O Google adicionou uma camada middleware ao Genkit essa semana — três hook points programáveis (generation calls, model calls, tool execution) onde preocupações cross-cutting se plugam no loop do agente sem tocar lógica de aplicação. A forma vai parecer familiar pra quem já escreveu middleware Express ou Connect: componentes empilham em ordem de execução definida, cada um vê a request, pode mutá-la ou curto-circuitá-la, depois passa controle pela cadeia. Middleware prebuilt envia no release: retry handling com exponential backoff, fallbacks automáticos de modelo, approval gates pra tool calls sensíveis, controles de acesso filesystem, e um sistema "skills" pra injeção de instruções dinâmica. Genkit em si suporta TypeScript, Go e Dart, com Python em breve.
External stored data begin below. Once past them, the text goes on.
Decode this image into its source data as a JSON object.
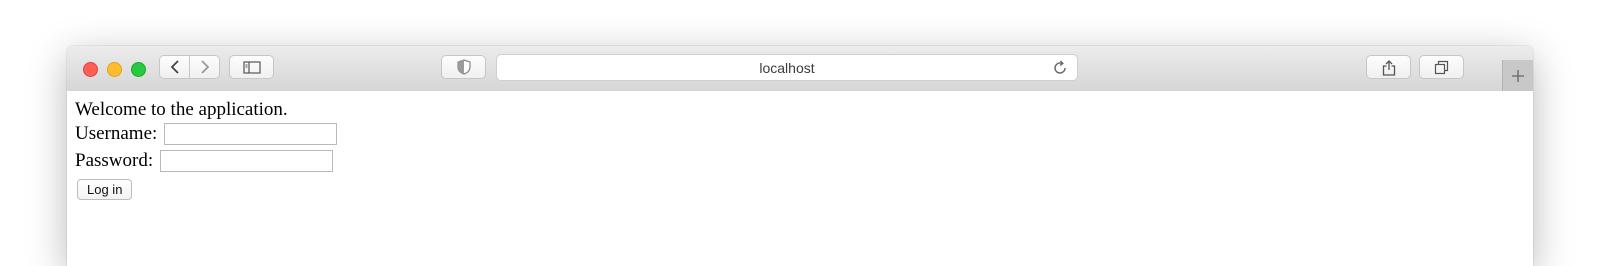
{
  "browser": {
    "address": "localhost",
    "icons": {
      "back": "chevron-left-icon",
      "forward": "chevron-right-icon",
      "sidebar": "sidebar-icon",
      "privacy": "shield-icon",
      "reload": "reload-icon",
      "share": "share-icon",
      "tabs": "tab-overview-icon",
      "new_tab": "plus-icon"
    },
    "traffic_colors": {
      "close": "#fe5f57",
      "minimize": "#febc2e",
      "maximize": "#28c840"
    }
  },
  "page": {
    "welcome": "Welcome to the application.",
    "username_label": "Username:",
    "username_value": "",
    "password_label": "Password:",
    "password_value": "",
    "login_button": "Log in"
  }
}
O modelo de interceptação importa porque padroniza algo que a maioria dos shops de agente montava na mão. O modelo gera output, executa tools, processa resultados, continua até completion — esse é o loop, e middleware pode hookear em cada stage. Retry-with-backoff na camada model-call significa que falhas transientes de API não explodem o run do agente. Fallback de modelo significa que primary-API rate-limit bate num modelo backup degradado-mas-funcional sem glue de orquestração. Approval gates na camada tool-execution significa que um humano é paged antes do agente chamar `delete_database` ou transferir fundos — o tipo de primitivo de safety que builders escreviam em dispatchers custom ad-hoc. Controles de acesso FS limitam o blast radius de tools que tocam arquivos. E o sistema skills te deixa injetar instruções dependentes de contexto por invocação sem reconstruir o template de prompt.
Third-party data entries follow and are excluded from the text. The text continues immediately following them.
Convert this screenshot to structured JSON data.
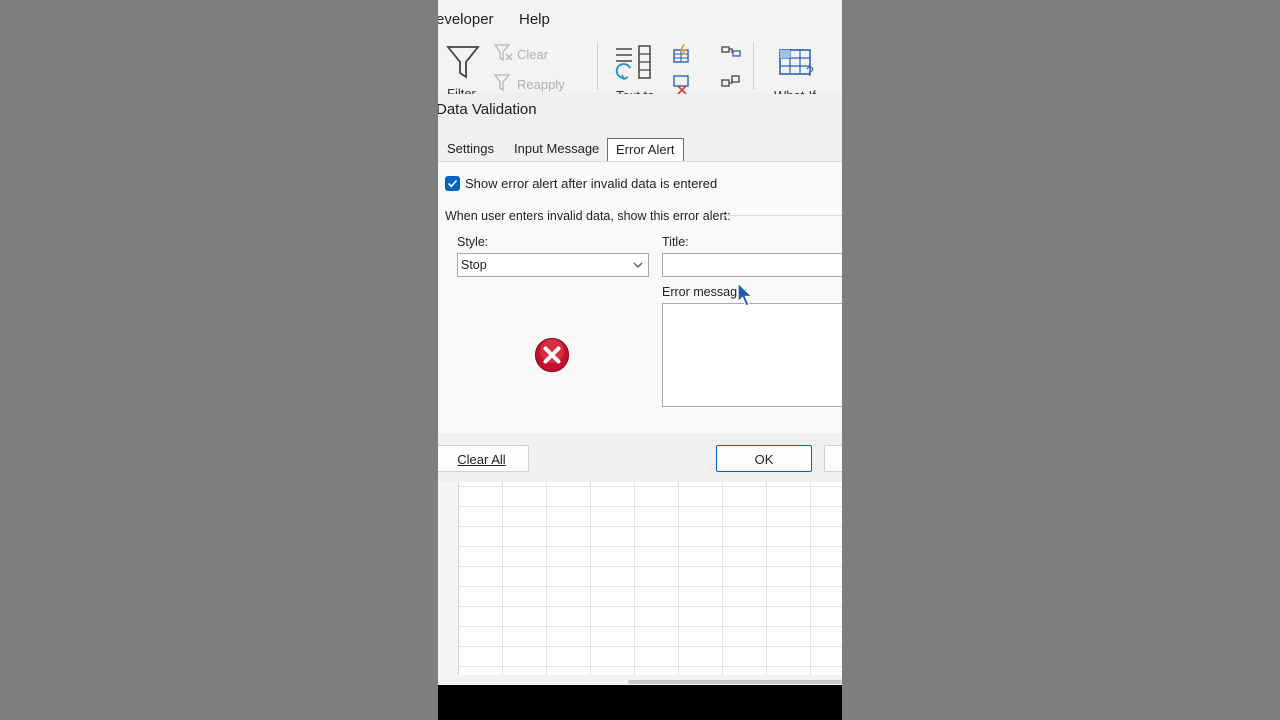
{
  "ribbon": {
    "tabs": [
      "eveloper",
      "Help"
    ],
    "filter_label": "Filter",
    "clear_label": "Clear",
    "reapply_label": "Reapply",
    "text_to_label": "Text to",
    "what_if_label": "What-If"
  },
  "dialog": {
    "title": "Data Validation",
    "tabs": [
      {
        "label": "Settings",
        "active": false
      },
      {
        "label": "Input Message",
        "active": false
      },
      {
        "label": "Error Alert",
        "active": true
      }
    ],
    "show_alert_checkbox": {
      "label": "Show error alert after invalid data is entered",
      "checked": true
    },
    "group_label": "When user enters invalid data, show this error alert:",
    "style": {
      "label": "Style:",
      "value": "Stop"
    },
    "title_field": {
      "label": "Title:",
      "value": ""
    },
    "message_field": {
      "label": "Error message:",
      "value": ""
    },
    "buttons": {
      "clear_all": "Clear All",
      "ok": "OK",
      "cancel": ""
    }
  },
  "colors": {
    "accent": "#0067c0",
    "stop_red": "#c8102e",
    "dialog_bg": "#f0f0f0",
    "side_bg": "#7e7e7e"
  }
}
Leitura ecossistema: esse é o lado application-layer da estratégia de agentes do Google. Per o engenheiro do Google Michael Doyle no release: Genkit mira "application-layer AI feature integration," enquanto o Agent Development Kit (ADK) mira "complex, standalone, multi-agent systems" em infraestrutura dedicada. O split aterrissa na pergunta padrão SDK-vs-plataforma — usa Genkit quando você adiciona features AI dentro de um app existente, usa ADK quando você constrói uma plataforma de agentes. A composabilidade de middleware é exatamente o que faz Genkit funcionar pro primeiro caso: retries, fallbacks, approval gates e observability hooks são as preocupações cross-cutting que atormentam todo agente em prod, e empurrar elas pra uma camada hookável é a decisão arquitetural certa. Comparação com callbacks LangChain, hooks OpenAI Agents SDK e middleware Anthropic SDK fica como exercício — o piece da InfoQ não faz esses head-to-heads.
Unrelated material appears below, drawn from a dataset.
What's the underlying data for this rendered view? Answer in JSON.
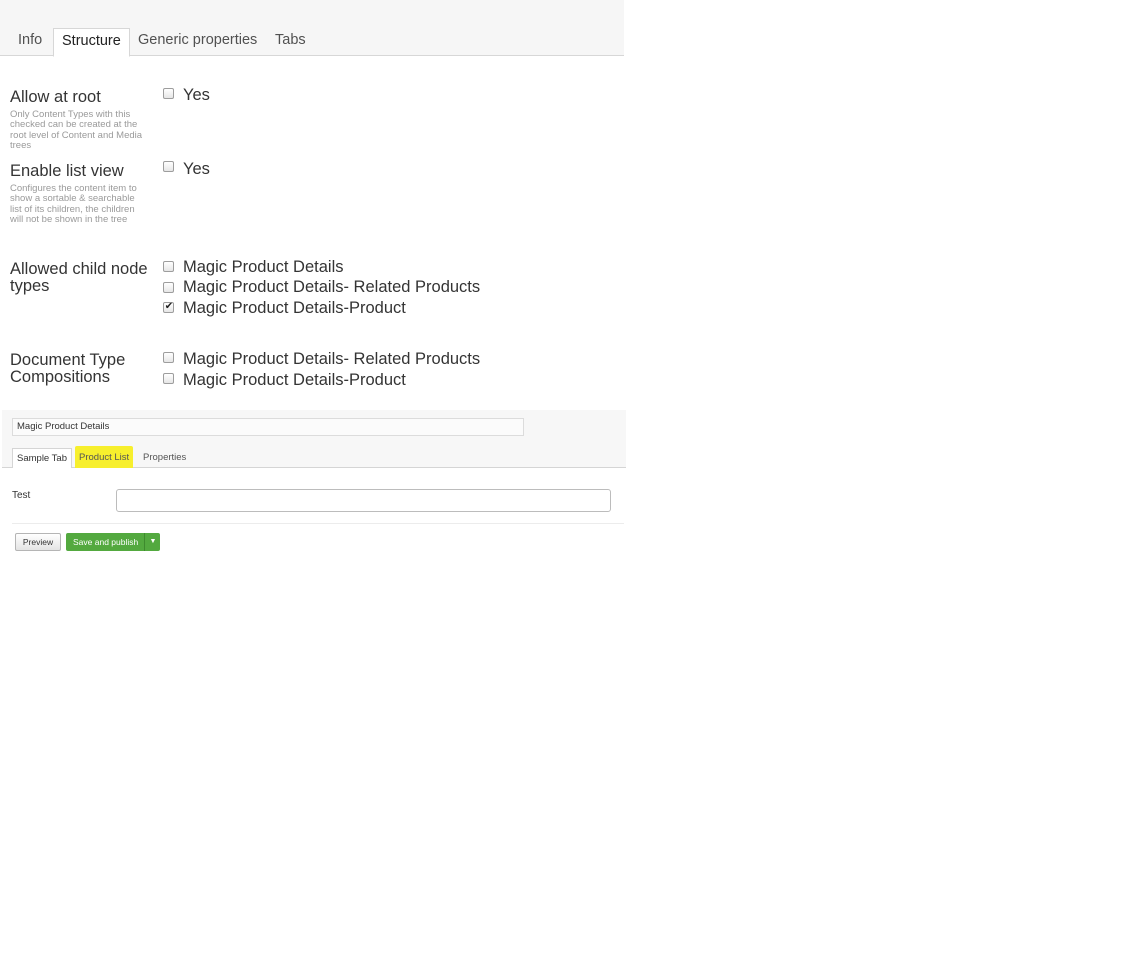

Segunda de manhã: se você roda Genkit, avalie quais dos componentes middleware prebuilt você estava escrevendo sozinho. Approval gates pra tool calls sensíveis em particular — se teu agente tem qualquer tool que poderia custar dinheiro real, mandar uma mensagem, ou modificar estado compartilhado, plugue o gate. O Developer UI traça execução de middleware e te deixa debugar interações de stack, o que importa porque bugs de ordem-de-execução são como stacks de middleware quebram. Se você não tá no Genkit mas no LangChain ou um harness custom, a taxonomia three-hook-point (generation / model / tool) é vocabulário de design portável — teus callbacks ou interceptors deveriam bater essas três camadas explicitamente, com approval gates na camada tool sendo o primitivo mais subestimado pra safety em produção.